The segregation of callosal and association pathways in the developing visual cortex of the monkey was studied using the retrograde tracers fast blue and diamidino yellow. Quantitative analysis of the laminar distribution of labeled callosal and association neurons made it possible to reveal the shifting pattern of connections that characterizes the development of these two pathways. In the adult, callosal neurons are restricted to supragranular layers, where they are concentrated at the bottom of layer 3. Association neurons are located both in infra- and supragranular layers. Supragranular layer association neurons are concentrated in layer 2, with limited spread into layer 3 so that there is little overlap with callosal neurons. In the immature brain, callosal neurons are characterized by a tangential distribution that is more widespread than in the adult, while their laminar distribution undergoes little developmental change. Association neurons show two types of changes in their laminar distribution: (1) in the early fetus, there is a large excess of association neurons in supragranular layers, the adult distribution being achieved some time after birth; and (2) during maturation there is a selective elimination of at least 50% of the projections originating from the lower part of layers 2/3. Hence, the adult radial segregation of association and callosal pathways is achieved in part by regressive phenomena. The developmental reduction of bihemispheric projections is largely independent of changes in the organization of association neurons. Quantitative analysis of the morphology and spatial location of neurons sending axon collaterals to both hemispheres suggests that they constitute a subset of callosal neurons and that their frequency is determined by factors that regulate directly this population. These results are discussed with respect to the specification of visual cortical pathways during ontogenesis.
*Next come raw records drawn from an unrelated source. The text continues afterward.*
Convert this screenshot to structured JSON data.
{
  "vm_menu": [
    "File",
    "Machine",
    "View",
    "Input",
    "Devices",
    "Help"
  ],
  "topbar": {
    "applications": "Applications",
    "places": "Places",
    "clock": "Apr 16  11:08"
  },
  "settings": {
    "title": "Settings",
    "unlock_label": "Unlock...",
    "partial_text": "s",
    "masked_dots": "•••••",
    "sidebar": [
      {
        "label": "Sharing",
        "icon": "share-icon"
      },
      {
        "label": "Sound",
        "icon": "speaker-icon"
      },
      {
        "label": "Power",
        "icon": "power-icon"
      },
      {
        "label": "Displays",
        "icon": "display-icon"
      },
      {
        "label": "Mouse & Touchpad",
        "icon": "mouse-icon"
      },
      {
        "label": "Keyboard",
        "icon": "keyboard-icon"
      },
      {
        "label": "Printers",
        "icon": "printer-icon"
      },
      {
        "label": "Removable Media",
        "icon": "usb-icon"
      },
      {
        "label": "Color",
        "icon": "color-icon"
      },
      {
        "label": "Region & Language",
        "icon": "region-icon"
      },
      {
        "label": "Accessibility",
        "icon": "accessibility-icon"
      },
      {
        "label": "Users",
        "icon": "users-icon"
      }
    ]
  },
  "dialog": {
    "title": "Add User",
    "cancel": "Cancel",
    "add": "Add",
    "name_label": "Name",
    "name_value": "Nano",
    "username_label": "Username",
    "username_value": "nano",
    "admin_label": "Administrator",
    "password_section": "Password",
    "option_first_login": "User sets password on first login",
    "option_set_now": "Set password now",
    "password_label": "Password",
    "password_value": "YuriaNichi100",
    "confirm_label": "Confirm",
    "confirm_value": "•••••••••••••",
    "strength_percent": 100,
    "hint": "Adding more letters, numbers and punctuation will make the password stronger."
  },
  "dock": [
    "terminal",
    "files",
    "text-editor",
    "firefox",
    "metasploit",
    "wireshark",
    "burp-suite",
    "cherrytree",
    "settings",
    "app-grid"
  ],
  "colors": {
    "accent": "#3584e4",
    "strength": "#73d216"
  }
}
Incidence of visual cortical neurons which have axon collaterals projecting to both cerebral hemispheres during prenatal primate development.

Fast blue was injected massively in extrastriate cortex of one hemisphere Diamidino yellow in area 17 of the other hemisphere, in adult and prenatal cynomolgus monkeys. After a suitable survival period the brains were processed for fluorescent dyes. Counts were made of the total number of labeled neurons and of those neurons which were labeled by both dyes and which project therefore to both hemispheres by means of bifurcating axon collaterals. At 122 and 135 days after conception (E122 and E135), shortly after cortico-cortical pathways are established, double-labeled neurons constituted 0.45% and 0.46% of the total population of labeled neurons in area V2. In V2 in the adult the range of values of double-labeled neurons was 0.03-0.08%.